Voir la version originale en espagnol: Un nuevo discurso para las relaciones económicas entre Marruecos y España

Cela fait déjà pas mal de temps que les relations hispano-marocaines en général, et les économiques en particulier, ont besoin d’un nouveau discours. La formule du ‘matelas d’intérêts’ qui structure encore une bonne partie de la pensée stratégique espagnole envers son voisin du Sud est devenue trop étroite pour pouvoir contenir une réalité de plus en plus complexe: le Maroc et l’Espagne ont beaucoup changé, ainsi que le contexte régional et global. La conception économiciste originale du ‘matelas’ est dépassée conceptuellement parlant et, dans tous les cas, n’est pas en mesure de gérer la variété de vecteurs d’interdépendance qui articulent la relation bilatérale. On a argumenté que les nouvelles réalités requièrent une narrative de complémentarité et non pas de compétence, de convergence de préférences au lieu de divergences. Et il a été reconnu qu’il ne faut pas tomber dans l’ingénuité mais encore moins dans le piège du réalisme [1].

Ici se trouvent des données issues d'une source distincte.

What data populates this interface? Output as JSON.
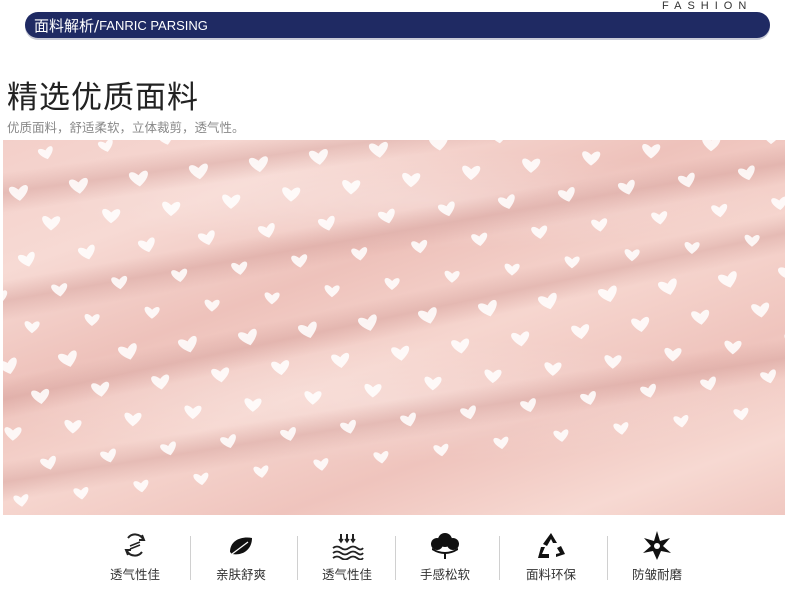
{
  "header": {
    "fashion_tag": "FASHION",
    "title_cn": "面料解析/",
    "title_en": "FANRIC PARSING"
  },
  "section": {
    "title": "精选优质面料",
    "subtitle": "优质面料，舒适柔软，立体裁剪，透气性。"
  },
  "fabric_image": {
    "base_color": "#f3cfc9",
    "pattern_color": "#ffffff",
    "pattern": "hearts"
  },
  "features": [
    {
      "icon": "airflow-icon",
      "label": "透气性佳"
    },
    {
      "icon": "leaf-icon",
      "label": "亲肤舒爽"
    },
    {
      "icon": "steam-wave-icon",
      "label": "透气性佳"
    },
    {
      "icon": "cotton-flower-icon",
      "label": "手感松软"
    },
    {
      "icon": "recycle-icon",
      "label": "面料环保"
    },
    {
      "icon": "star-burst-icon",
      "label": "防皱耐磨"
    }
  ],
  "colors": {
    "header_bar": "#1f2a63",
    "text_dark": "#222222",
    "text_muted": "#888888"
  }
}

La première bonne nouvelle est que ces dernières années un récit différent est apparu, plus sophistiqué et avec une vision plus intégrée et dynamique du célèbre matelas. Lors d’une récente réunion à Rabat entre l’Institut Royal des Études Stratégiques marocaine et l’Institut Royal Elcano espagnol, de nouveaux concepts ont surgi, comme ‘compétitivité partagée, ‘complémentarité dynamique’, ‘mécanismes d’anticipation’ ou ‘convergence de préférences’. Il est également devenu manifeste que ces préférences partagées s’étendent à de nouveaux aspects économiques, qu’ils soient sectoriels (intégration dans les chaînes industrielles de valeur, énergies renouvelables) ou géoéconomiques (émergence de l’Afrique, configuration du Bassin Atlantique). Elles atteignent également des affaires d’un poids politique plus lourd comme l’est la situation en ce qui concerne la sécurité, autant intérieure (coopération anti-terroriste) que dans un Nord de l’Afrique élargi et de plus grande profondeur stratégique avec des débordements vers le Sahel et le Golfe de Guinée. Et sociales, comme la consolidation d’une communauté marocaine en Espagne ou les améliorations importantes dans la gestion d’un immigration irrégulière dont la nature a également changé.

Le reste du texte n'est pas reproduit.